The lines of the commit messages shouldn't exceed 80 columns.
Just my 2 cents.
comment:4 in reply to: ↑ 3 Changed 2 years ago by leif
Replying to leif:
[...] If we really use additional variables just to record if others were already set (which is mostly superfluous), I would either use true or, analogously to others, "yes". [...]
In sage-env, we could also use
: ${SAGE_ORIG_PATH:=$PATH} # assign if not already set # etc., and drop the *_SET variables
(which may set SAGE_ORIG_LD_LIBRARY_PATH to Sage's modified, not the original one in case it was empty and sage-env got sourced more than once. But we should IMHO prevent the latter at the top of sage-env by simply returning zero if e.g. SAGE_ENV_SOURCED is non-empty, otherwise defining it to e.g. "yes". This prevents other odd behavior as well.)
I've opened #10469 to address that (sourcing sage-env / saving the original paths only once).
comment:5 Changed 2 years ago by kcrisman
The patch trac_10286_call_jmol_correctly.patch will be used on #9232 instead.
comment:6 follow-up: ↓ 7 Changed 9 months ago by jdemeyer
Is this still relevant? Why is sage-native-execute needed anyway?
comment:7 in reply to: ↑ 6 Changed 9 months ago by nbruin
Replying to jdemeyer:
Is this still relevant? Why is sage-native-execute needed anyway?
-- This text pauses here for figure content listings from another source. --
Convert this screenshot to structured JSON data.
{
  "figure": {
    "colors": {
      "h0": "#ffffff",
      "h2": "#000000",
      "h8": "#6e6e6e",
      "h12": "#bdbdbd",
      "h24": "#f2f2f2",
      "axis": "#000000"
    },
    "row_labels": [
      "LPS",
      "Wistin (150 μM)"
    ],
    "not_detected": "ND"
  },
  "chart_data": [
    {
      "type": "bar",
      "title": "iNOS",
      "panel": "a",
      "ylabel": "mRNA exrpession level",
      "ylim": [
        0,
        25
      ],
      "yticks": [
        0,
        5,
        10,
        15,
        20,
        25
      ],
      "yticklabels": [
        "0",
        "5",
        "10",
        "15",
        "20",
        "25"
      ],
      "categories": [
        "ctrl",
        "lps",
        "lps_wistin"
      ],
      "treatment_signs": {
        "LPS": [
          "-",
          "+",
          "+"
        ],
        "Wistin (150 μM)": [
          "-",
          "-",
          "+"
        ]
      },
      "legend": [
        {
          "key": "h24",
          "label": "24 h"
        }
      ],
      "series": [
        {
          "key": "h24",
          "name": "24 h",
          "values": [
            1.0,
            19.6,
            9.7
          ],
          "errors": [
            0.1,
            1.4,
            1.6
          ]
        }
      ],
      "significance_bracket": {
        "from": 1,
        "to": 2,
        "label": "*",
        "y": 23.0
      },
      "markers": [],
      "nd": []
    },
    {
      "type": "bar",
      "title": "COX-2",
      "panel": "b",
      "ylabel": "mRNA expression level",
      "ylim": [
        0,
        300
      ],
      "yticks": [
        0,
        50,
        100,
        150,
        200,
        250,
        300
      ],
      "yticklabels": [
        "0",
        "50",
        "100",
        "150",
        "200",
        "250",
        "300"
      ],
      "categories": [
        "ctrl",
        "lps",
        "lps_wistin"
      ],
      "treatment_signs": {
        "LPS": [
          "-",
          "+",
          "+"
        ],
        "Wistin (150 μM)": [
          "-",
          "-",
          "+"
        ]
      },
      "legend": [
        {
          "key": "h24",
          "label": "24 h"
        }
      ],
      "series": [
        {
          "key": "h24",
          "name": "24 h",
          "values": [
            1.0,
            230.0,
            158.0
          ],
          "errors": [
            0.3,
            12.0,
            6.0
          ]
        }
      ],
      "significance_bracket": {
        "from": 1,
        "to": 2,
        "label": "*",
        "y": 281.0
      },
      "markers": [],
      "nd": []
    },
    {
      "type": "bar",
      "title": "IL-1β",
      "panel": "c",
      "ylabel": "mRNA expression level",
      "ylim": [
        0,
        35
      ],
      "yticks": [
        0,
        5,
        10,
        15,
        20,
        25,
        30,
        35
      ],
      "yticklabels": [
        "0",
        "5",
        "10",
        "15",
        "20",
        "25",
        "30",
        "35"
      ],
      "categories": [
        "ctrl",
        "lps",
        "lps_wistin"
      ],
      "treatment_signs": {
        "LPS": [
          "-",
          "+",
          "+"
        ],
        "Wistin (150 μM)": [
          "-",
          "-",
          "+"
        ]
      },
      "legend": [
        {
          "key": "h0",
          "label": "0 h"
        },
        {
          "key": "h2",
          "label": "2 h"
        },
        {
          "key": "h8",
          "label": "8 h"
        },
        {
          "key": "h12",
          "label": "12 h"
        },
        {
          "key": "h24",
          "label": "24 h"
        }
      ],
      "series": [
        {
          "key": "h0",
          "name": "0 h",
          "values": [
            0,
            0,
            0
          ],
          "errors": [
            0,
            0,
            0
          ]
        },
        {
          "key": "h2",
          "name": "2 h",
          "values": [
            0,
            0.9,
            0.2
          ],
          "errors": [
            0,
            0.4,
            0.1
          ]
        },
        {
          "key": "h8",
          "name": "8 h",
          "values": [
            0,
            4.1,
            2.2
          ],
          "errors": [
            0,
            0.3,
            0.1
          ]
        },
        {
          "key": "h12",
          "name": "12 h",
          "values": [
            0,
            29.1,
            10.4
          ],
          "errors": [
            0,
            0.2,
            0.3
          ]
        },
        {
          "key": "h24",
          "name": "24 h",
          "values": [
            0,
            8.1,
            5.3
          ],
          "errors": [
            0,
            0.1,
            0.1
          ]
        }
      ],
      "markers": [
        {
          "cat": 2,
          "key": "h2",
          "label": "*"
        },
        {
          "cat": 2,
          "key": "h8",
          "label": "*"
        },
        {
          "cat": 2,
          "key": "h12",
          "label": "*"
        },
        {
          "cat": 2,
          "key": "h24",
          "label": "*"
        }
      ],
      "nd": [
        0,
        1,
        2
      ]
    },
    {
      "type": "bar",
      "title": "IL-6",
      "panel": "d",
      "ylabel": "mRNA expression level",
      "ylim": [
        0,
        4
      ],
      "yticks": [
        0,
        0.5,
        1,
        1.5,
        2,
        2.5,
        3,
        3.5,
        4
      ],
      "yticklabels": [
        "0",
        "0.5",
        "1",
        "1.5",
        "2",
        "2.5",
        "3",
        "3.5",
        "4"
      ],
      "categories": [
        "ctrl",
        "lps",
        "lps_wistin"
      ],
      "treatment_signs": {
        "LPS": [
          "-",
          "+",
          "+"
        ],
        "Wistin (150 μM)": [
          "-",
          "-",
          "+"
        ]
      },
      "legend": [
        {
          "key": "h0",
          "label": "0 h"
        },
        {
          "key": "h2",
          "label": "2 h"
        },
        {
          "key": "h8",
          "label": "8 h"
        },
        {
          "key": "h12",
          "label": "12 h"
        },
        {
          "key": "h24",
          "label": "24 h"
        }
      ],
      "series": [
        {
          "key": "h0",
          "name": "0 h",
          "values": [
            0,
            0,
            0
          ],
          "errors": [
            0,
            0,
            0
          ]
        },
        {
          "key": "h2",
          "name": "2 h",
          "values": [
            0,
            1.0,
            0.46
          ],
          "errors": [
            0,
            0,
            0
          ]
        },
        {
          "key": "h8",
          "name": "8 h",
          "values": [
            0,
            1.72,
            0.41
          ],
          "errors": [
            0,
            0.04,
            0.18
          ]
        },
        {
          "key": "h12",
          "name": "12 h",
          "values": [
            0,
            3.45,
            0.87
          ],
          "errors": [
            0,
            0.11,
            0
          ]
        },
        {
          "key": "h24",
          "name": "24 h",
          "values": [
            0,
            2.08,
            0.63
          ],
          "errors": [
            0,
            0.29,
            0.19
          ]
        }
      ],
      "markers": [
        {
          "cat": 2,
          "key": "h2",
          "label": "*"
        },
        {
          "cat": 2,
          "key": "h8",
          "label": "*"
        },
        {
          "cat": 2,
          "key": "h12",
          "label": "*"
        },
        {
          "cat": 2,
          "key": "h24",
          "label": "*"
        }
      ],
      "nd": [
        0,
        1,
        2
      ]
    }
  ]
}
I think it still is. For instance if you start up magma (in the notebook for instance), it's run via sage-native-execute. If you do anything in the magma startup script that depends on having paths/environment properly set, it won't work. For a while, it meant I couldn't use magma through the notebook (see #9386). I worked around it by restoring the environment in the magma startup script itself.
comment:8 Changed 9 months ago by kcrisman
See for instance #8560, before which Nils' comment wasn't true, I think.
comment:9 Changed 9 months ago by jdemeyer
Fine, so it seems that sage-native-execute does serve a purpose, good to know.
On my system, I just replaced sage-native-execute with a no-op and all doctests passed.
comment:10 Changed 8 months ago by jdemeyer
- Status changed from needs_review to needs_work
In any case, this needs to be rebased.